It’s hard to concentrate. Ping pong of the mind is in play — sometimes that restless movement is productive, but not now. I’m sitting on home, but mind is racing through history, through ditches and pogroms, uneasy peace, good & evil, unstability of thereof, pronouncements and truths which in a silvery instant become their opposites. Other war zones, names of weaponry, mass injury, mothers. The mind ping pongs. I can hear the echo across screens all over the world.

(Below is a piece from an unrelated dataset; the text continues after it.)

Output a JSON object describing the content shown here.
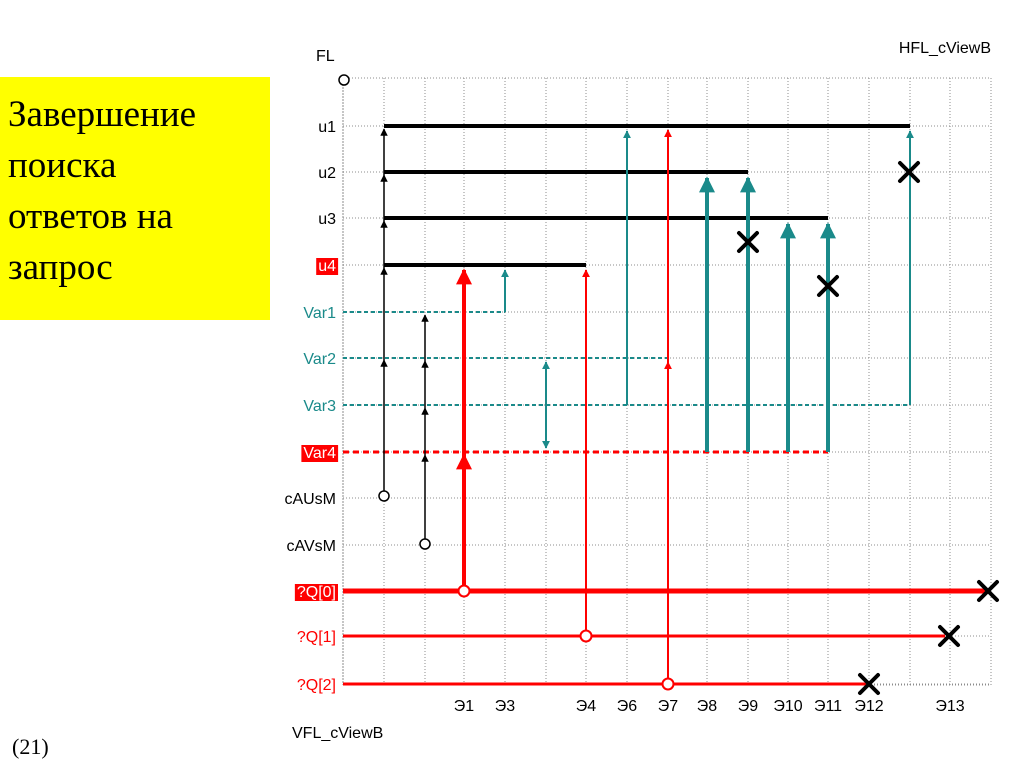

I been reading the work of a Polish poet whose mind ping pongs, Czeslaw Milosz. A witness of multiple 20th century cataclysms, Milosz followed the tortuous turns of his fractured consciousness. After he arrived in Berkeley, California, he wrote, “Who will honor the city without a name/If so many are dead and other pan gold/Or sell arms in faraway countries?” He was remembering his hometown, Vilnius, then in Lithuania, later a part of Poland in the poem, “City Without a Name.”
Blink in the poem, then ask where are we now? We’re in Death Valley. We are lost in wonder. Also at the zero point for the imagination. A place of not extinction but a low buzz, imperceptible murmur, desolate, alien. A place of immersion. As is true with all darknesses, it is alive with potential.
I thought of the zero point as Orthodox Christians were celebrating “Forgiveness Sunday.” To be a fly on the wall in the Orthodox churches! Imagine the buzz inside the heads and consciences of Russians and Ukrainians alike. What are Russians murmuring to themselves? I imagine a descent down to a void, wildness, to experience the howl, a cry of anguish. Radical insight, a shock of recognition. To be a fly that could make a swerve, a turn in action. The small voice longs to be heard.